O primeiro-ministro, Passos Coelho, disse hoje não ver incompatibilidade no facto de o presidente da Caixa Geral de Depósitos (CGD), Faria de Oliveira, acumular o cargo no banco público com o de presidente da Associação Portuguesa de Bancos.
A resposta foi dada a Francisco Louçã, líder do Bloco de Esquerda, que questionou o chefe do executivo sobre a decisão de Faria de Oliveira acumular a presidência de um banco público com a de uma associação “que representa os interesses privados”.
“De manhã [Faria de Oliveira] representa o interesse público, da parte da tarde negoceia com a troika”, disse o líder do BE, durante o debate quinzenal, no Parlamento.
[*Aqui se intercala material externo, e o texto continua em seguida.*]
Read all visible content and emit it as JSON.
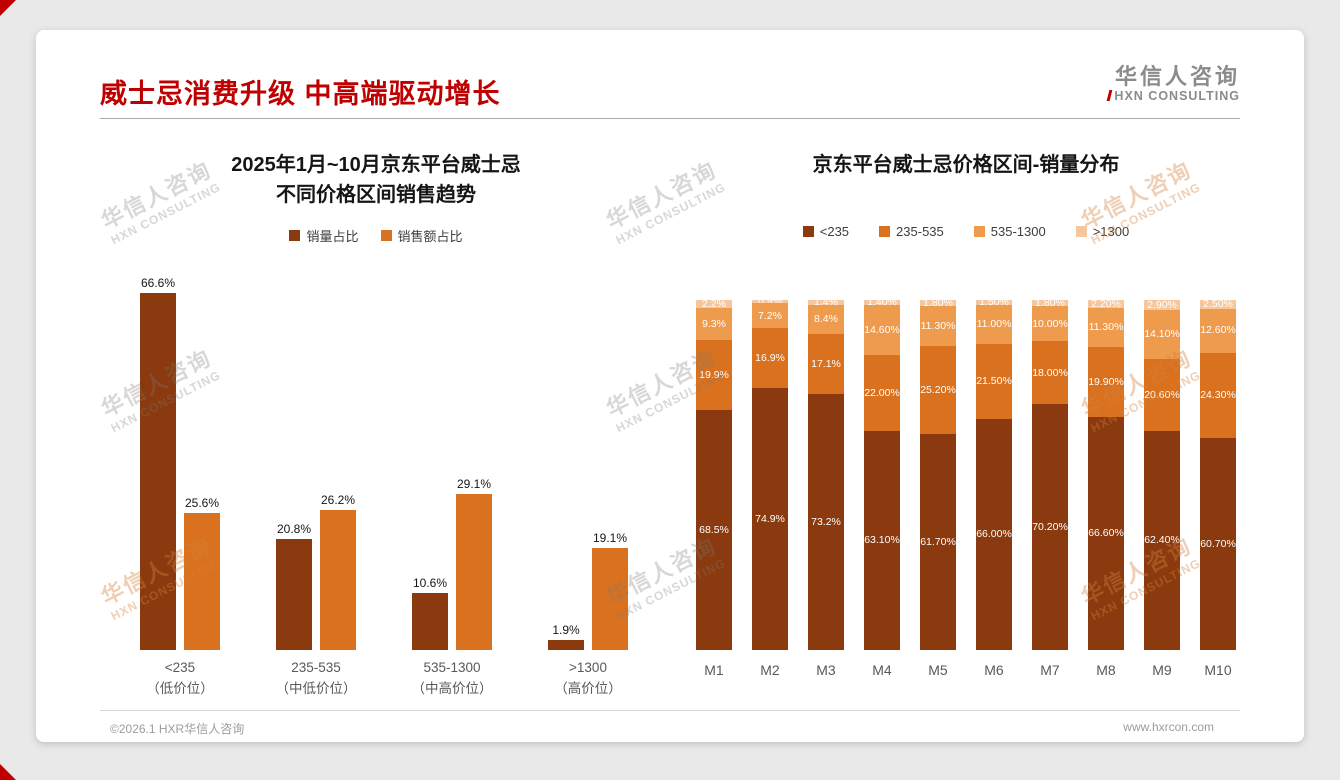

Francisco Louçã questionou o primeiro-ministro por que razão Faria de Oliveira terá escolhido o salário da Associação Portuguesa de Bancos e como Passos Coelho disse não saber responder, o líder do BE explicou: “Porque a lei impede que o gestor tenha um salário mais alto do que o seu e no sector privado já não é assim”.
Passos Coelho disse ter sido informado da situação e reafirmou por duas vezes não vislumbrar conflito de interesses, mas se houver “será ele próprio a tomar a iniciativa para separar as águas”.
Momentos antes, Jerónimo de Sousa, secretário-geral do PCP, inquiriu o primeiro-ministro sobre as “medidas concretas” que tinha prometido apresentar até hoje à UGT, no âmbito do acordo tripartido de concertação social. “Pensava que hoje seria aqui o dia D”, disse o secretário-geral do PCP, lembrando a Passos Coelho a “ameaça” de João Proença em romper o acordo.
Na resposta à bancada comunista, Passos não concretizou se as medidas serão apresentadas hoje à central sindical, mas frisou que o Governo acredita que será capaz de fazer “uma boa execução do acordo”. Um acordo que é, disse, importante para a imagem externa do país e para a continuação do diálogo com os parceiros sociais.
No final da sua intervenção, Jerónimo aproveitou ainda para lamentar os lucros da Galp no primeiro trimestre do ano. “A Galp teve 16,5% de lucro no primeiro trimestre, 50 milhões de euros”, afirmou. “Venha de lá o senhor primeiro-ministro com a equidade dos sacrifícios, que nós depois logo lhe dizemos”, rematou o líder comunista.